An ISEE 3 high time resolution study of interplanetary parameter correlations with magnetospheric activity

Abstract

From 1978 to 1982 the ISEE 3 spacecraft was in a ‘halo’ orbit around the sun‐earth Lagrangian point L1 approximately 240 RE upstream of the earth and was continuously in the upstream solar wind. In order to evaluate the efficacy of such a spacecraft as a real time interplanetary monitor to predict substorm activity and to measure solar wind energy input into the terrestrial magnetosphere, three periods in 1978 were selected in which to perform detailed correlation analyses between solar wind and interplanetary magnetic field (IMF) parameters and magnetospheric activity indices such as AE and Dst.
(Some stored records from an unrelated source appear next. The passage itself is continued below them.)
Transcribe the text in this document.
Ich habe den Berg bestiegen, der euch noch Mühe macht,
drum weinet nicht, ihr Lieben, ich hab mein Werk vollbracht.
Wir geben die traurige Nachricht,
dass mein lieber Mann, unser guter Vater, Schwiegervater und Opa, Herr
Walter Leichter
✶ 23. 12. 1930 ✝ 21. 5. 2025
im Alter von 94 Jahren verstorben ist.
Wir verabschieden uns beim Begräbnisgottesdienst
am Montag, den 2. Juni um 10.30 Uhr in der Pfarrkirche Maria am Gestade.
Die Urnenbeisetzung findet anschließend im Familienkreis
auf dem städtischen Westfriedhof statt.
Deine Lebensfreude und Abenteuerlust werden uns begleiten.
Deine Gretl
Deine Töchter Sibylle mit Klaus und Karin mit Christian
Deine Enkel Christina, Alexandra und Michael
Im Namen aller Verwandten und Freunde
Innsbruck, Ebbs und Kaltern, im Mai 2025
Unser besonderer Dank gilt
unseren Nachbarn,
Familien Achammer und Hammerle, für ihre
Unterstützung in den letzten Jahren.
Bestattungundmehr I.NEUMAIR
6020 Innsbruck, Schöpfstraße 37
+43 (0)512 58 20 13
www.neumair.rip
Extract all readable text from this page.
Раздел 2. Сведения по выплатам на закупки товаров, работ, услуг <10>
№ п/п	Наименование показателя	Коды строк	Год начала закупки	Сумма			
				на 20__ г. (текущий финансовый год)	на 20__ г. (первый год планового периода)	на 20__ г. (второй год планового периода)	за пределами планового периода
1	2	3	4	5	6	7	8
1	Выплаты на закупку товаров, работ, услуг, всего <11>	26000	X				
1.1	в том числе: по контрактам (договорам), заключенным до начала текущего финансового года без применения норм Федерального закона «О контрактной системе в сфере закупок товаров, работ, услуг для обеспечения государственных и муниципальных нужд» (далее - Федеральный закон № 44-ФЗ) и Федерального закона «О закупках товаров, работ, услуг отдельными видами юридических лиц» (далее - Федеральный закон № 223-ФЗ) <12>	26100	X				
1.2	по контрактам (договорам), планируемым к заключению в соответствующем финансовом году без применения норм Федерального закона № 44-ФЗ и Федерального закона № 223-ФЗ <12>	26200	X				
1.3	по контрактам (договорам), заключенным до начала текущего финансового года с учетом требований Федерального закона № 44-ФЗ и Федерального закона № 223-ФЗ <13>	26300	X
High time resolution (1 min) averages of combined solar wind parameters and IMF parameters were used to perform linear cross‐correlation analyses with the similarly averaged magnetospheric activity indices. A significant dependence of these results on levels of activity is found. During relatively quiet conditions, all tested parameters (ε, VBs, V²Bs) produce high (0.7–0.8), nearly identical linear correlation coefficients with AE. During disturbed times, substantially lower correlations between all parameters and AE are found (r ≲ 0.6 for VBs; r ≲ 0.4 for ε). A measure of total magnetospheric energy dissipation (UT) involving both auroral and ring current terms is useful and can be meaningfully calculated during disturbed periods of geomagnetic storm (or stormlike) activity. UT is rather highly correlated (r > 0.6) with all tested parameters during disturbed times. The parameter ε is often superior to the Bs parameters in prediction of UT. Notably, we find that the typical intrinsic 25‐ to 40‐min delay between interplanetary parameters and magnetospheric response during quiet periods diminishes to ≲15 min during disturbed times.